Lors de leurs campagnes politiques, des partis politiques pourraient également s’exprimer en kurde. Les villages évacués seraient rendus à nouveau accessibles et le retour des Kurdes dans ces villages serait facilité ; des solutions seraient cherchées pour les « gardiens de villages ». Des chaînes privées pourraient émettre en Kurde. Des villes et des villages dont le nom a été modifié retrouveraient leur appellation d’antan.
Enfin, un programme d’investissements serait mis en œuvre pour rénover les régions et les villes appauvries.
Par contre, les opinions divergent radicalement sur deux points : le sort qui serait réservé à Öcalan et l’implication ou non du PKK dans les négociations.
Si l’on compare cette situation à celle d’il y a un an, c’est incontestablement un pas en avant.
… mais sera-t-il suivi d’autres ?
Les attentes sont énormes, tout particulièrement dans la population kurde. Il y a pourtant de grands obstacles.
En vue de l’adhésion de la Turquie à l’Union Européenne, le gouvernement Erdogan veut faire passer certaines modifications dans la constitution rédigée par les militaires après le coup d’Etat de 1980. Pourtant, jusqu’à aujourd’hui, ces propositions se heurtent à une forte résistance. En outre, le gouvernement veut atteindre un consensus au parlement car, dans le cas contraire, il est fort possible que la Cour constitutionnelle torpille toute l’affaire.

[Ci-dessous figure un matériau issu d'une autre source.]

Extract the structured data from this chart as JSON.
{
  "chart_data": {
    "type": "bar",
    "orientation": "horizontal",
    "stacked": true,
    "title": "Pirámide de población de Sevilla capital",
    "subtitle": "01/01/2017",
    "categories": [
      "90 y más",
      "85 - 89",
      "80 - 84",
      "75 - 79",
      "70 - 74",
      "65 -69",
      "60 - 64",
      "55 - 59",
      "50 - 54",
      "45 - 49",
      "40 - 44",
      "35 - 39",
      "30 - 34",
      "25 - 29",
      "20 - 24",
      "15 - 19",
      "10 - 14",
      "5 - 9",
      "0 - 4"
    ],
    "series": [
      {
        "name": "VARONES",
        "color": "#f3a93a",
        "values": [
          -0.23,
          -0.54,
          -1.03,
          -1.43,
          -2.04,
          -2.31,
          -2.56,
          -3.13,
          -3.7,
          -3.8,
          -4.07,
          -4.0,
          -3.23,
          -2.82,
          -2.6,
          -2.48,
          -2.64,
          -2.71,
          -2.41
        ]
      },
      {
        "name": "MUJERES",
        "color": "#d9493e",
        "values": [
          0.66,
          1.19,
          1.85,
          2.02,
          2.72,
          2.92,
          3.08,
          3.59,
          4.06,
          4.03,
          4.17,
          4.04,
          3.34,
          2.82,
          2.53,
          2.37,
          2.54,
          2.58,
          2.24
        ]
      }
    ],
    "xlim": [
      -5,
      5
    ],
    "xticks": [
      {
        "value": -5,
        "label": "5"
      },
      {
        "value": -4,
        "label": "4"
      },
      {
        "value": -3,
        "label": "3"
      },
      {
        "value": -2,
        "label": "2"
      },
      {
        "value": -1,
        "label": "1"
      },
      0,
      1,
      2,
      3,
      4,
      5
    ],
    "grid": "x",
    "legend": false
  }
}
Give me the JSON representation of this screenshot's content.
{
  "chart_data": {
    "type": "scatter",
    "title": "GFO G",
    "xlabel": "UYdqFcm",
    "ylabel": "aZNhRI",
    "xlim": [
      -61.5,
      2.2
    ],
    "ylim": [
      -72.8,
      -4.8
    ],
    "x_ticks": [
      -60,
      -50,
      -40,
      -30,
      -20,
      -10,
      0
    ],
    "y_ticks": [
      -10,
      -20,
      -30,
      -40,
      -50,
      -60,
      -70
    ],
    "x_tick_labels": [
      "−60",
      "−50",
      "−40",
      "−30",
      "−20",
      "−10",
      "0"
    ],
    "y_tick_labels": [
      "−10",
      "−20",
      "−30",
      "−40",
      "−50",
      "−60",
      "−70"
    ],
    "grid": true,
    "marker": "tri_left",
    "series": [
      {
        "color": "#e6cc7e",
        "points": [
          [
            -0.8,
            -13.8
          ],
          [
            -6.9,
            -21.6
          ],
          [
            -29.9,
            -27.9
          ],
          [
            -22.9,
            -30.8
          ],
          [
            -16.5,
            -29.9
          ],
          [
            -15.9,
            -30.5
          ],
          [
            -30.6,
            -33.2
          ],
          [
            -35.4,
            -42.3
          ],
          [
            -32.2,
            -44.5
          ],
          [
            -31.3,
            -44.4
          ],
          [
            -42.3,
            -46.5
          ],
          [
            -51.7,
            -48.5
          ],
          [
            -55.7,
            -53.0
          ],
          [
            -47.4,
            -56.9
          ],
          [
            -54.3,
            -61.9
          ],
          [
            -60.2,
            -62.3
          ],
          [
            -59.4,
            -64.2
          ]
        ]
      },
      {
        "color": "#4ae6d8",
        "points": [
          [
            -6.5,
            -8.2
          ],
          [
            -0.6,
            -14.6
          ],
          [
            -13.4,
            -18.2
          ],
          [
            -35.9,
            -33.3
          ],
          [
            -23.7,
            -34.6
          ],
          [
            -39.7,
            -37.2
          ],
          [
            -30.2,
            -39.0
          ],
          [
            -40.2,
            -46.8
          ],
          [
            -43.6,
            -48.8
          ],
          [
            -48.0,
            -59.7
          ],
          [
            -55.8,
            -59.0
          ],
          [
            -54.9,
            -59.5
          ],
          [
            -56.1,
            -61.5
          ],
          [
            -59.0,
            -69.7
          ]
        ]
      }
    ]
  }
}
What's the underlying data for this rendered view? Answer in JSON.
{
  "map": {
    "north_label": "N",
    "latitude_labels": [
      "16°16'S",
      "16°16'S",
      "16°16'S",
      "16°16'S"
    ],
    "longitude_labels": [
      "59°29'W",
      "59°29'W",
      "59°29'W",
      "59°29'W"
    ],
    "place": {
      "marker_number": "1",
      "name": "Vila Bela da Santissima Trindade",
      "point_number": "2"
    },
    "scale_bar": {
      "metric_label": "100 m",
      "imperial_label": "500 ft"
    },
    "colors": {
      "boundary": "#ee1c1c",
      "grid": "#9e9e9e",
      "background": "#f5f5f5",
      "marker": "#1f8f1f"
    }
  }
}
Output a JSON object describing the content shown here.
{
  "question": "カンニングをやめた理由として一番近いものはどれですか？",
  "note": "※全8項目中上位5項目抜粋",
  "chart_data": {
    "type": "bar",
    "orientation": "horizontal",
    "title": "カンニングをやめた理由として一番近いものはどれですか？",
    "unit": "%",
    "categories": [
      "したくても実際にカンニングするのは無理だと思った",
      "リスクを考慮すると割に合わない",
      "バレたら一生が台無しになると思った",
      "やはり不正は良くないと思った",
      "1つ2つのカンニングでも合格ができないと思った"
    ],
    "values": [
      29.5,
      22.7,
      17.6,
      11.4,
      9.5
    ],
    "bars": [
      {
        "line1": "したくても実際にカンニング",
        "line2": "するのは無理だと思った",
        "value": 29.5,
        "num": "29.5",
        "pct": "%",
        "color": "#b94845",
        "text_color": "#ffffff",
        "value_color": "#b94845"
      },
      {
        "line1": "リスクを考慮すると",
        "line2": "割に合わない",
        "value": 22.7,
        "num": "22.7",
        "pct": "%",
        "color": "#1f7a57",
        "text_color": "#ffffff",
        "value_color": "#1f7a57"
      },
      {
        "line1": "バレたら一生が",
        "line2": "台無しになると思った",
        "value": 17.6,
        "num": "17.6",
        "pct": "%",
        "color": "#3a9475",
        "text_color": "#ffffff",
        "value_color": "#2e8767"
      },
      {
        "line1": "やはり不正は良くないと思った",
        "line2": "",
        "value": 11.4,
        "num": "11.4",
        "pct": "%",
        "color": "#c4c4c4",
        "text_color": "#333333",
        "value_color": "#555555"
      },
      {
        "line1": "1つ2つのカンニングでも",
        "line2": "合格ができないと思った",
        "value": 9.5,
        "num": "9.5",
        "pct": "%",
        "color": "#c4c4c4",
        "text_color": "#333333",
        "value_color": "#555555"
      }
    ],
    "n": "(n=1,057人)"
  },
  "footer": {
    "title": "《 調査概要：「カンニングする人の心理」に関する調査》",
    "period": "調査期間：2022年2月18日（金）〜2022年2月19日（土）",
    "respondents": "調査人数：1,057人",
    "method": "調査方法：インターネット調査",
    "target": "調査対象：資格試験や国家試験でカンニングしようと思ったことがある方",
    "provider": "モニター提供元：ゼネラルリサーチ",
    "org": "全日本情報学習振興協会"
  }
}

La pièce peut encore tomber sur une face ou sur l’autre. En l’absence d’un parti des travailleurs, ce sont surtout les forces bourgeoises qui veulent arriver à un consensus pour renforcer le rôle de la Turquie dans un Moyen-Orient explosif et, en même temps, améliorer leur propre position concurrentielle. Cela peut paraître cynique, mais je pense que ceci est la réalité.
Pour ma part, je pense que la seule vraie solution aussi bien pour les Kurdes que pour les Turcs est à chercher dans le cadre d’un processus où les libertés individuelles et collectives sont garanties dans une nouvelle Constitution. La nécessité d’un parti de travailleurs se pose donc une nouvelle fois parce que c’est la seule garantie qu’une solution offrant de vraies perspectives voit le jour.
Le nationalisme – qu’il soit turc ou kurde – ne mène qu’à une impasse. Les débats de cet « été turc » chaud vont-ils mener à un « printemps kurde » ou au contraire à un automne triste ? La question reste posée. J’espère la première alternative mais je crains la dernière.